Inherited Deficit Reduction Plan

Borough Partnership: Inherited Deficit Reduction Plan (IDRP)
Key Points
• The first priority of the Borough Partnership (BP) is Safeguarding the Council’s finances. 
• The previous Conservative administration left TWBC with a deficit of £944k in FY 22/23, and £2.6m in FY 23/24.
• UK inflation is currently running at 9.1%; TWBC costs are up 10%; TWBC energy costs are up 100%.
• This is unsustainable and so the Borough Partnership is reviewing the Council’s finances.
• At present there are no plans to cut services.
• However, there will be increases in certain charges (details below). 
• All increases in charges are below the cumulative UK inflation rate: they represent a real terms decrease in council charges.
What is the Inherited Deficit Reduction Plan?
• The previous Conservative administration left TWBC with a deficit of £944k in FY 22/23, and £2.6m in FY 23/24.
• This deficit accelerates and will total £20m by 2028 if not tackled, making the council unviable. 
• The Council’s financial situation is also severely exacerbated by UK inflation—currently running at 9.1% annually. Council general costs are already up 10%; and energy costs up by 100%. This is affecting all UK local councils. 
• Therefore, the BP needs to make difficult but responsible choices to protect the Council’s services.
How are the Borough Partnership carrying out the IDRP?
• Over Summer 2022, Cllr Andy Hickey and the Finance team will be reviewing the council’s revenue and costs to determine where adjustments can be made; this will then be presented to the Cabinet for decisions. 
• There are no plans to cut services.
• But the BP Cabinet is considering which charges can be increased starting from 1st October 2022. These will include:
o Car park hourly tariffs – 12%*
o Off-street season tickets – 6%*
o On-street residents’ permits – 12.5% 
o Visitor voucher charges – 11.9%*
o Parking charges at Dunorlan – previously there were no parking charges; now it is £1/hr
o Garden waste charge – 8%
o Cremation fees – 3%
• It is important to note that the last time the Council put up parking charges was 2017. The compound rate of inflation since 2017 has been 16.39% (to April 2022).

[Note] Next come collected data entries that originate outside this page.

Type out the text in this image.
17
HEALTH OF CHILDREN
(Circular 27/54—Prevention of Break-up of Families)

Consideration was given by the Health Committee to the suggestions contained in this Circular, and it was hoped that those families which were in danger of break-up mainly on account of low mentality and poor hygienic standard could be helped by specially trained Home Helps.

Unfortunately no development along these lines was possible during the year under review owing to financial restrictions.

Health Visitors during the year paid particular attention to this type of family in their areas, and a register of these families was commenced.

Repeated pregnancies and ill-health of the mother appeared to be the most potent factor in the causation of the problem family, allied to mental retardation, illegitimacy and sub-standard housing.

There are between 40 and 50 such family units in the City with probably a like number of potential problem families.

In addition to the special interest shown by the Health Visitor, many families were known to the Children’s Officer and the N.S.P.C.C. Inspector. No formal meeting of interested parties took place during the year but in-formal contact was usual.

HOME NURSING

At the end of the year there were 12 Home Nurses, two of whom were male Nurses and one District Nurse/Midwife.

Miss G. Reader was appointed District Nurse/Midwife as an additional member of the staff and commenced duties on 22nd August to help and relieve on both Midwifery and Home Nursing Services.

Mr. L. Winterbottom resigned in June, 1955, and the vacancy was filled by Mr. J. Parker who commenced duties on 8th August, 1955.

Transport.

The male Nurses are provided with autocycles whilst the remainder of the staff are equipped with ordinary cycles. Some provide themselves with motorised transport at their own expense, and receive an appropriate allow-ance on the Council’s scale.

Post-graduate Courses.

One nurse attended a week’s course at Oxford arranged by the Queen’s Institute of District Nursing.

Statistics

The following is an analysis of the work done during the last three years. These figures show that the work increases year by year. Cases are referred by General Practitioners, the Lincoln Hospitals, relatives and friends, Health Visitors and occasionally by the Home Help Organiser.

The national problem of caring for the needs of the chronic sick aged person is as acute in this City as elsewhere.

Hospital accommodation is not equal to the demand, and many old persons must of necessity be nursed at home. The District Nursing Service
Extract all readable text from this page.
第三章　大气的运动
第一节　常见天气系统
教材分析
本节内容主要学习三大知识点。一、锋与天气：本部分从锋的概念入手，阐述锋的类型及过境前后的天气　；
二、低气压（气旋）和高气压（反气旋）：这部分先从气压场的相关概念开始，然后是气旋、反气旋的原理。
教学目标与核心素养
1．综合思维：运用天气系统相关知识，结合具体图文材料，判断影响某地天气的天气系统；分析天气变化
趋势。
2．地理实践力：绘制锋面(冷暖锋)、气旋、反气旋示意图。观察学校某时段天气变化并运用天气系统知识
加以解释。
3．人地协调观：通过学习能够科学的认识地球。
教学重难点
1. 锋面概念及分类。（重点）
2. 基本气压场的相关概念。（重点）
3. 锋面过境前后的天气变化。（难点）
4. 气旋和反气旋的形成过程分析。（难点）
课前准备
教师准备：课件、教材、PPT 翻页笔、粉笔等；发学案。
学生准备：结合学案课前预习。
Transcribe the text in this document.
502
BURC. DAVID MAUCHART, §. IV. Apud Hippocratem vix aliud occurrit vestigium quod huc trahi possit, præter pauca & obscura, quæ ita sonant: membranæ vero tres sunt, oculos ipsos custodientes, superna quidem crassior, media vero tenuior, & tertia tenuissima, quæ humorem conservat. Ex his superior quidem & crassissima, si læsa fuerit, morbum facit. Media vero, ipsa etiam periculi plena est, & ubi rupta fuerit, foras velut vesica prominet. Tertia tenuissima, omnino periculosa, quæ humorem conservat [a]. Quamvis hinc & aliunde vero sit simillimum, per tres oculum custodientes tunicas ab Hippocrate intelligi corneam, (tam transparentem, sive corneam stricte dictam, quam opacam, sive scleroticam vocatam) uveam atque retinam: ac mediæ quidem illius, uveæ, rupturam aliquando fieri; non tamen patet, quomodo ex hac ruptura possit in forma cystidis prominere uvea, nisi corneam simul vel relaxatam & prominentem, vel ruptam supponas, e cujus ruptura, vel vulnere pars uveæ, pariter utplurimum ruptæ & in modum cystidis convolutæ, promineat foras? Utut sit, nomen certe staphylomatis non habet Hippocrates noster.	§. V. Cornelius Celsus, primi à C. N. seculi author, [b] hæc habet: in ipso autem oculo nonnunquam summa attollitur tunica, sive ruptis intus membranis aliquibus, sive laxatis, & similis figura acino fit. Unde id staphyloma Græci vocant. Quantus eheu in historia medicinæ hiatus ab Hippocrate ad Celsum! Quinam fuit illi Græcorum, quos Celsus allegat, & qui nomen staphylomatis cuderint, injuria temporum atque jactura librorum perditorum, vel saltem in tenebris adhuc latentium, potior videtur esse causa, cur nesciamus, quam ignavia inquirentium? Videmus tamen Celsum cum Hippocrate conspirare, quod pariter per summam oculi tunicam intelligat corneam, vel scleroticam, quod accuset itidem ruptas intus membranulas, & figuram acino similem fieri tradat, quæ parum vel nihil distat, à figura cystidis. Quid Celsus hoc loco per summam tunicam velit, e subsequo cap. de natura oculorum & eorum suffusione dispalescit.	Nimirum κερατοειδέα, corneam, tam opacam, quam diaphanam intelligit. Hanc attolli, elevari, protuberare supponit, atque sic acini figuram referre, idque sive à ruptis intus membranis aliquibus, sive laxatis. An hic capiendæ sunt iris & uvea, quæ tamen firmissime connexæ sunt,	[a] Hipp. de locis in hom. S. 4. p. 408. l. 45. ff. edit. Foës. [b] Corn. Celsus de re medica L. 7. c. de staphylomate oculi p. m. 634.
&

Therefore all of these increases in charges (less Dunorlan) are below the UK rate of inflation and so represent a real terms decease in council charges. 
• In January 2023, a new budget will be presented to full council for approval. This will look at the Council’s finances in the round and will aim to balance the Council’s books (i.e. remove the deficit) over a reasonable timeframe (to be determined during the preparation of the budget). 
* Increase in Council revenue; some charges will go up more or less than this figure.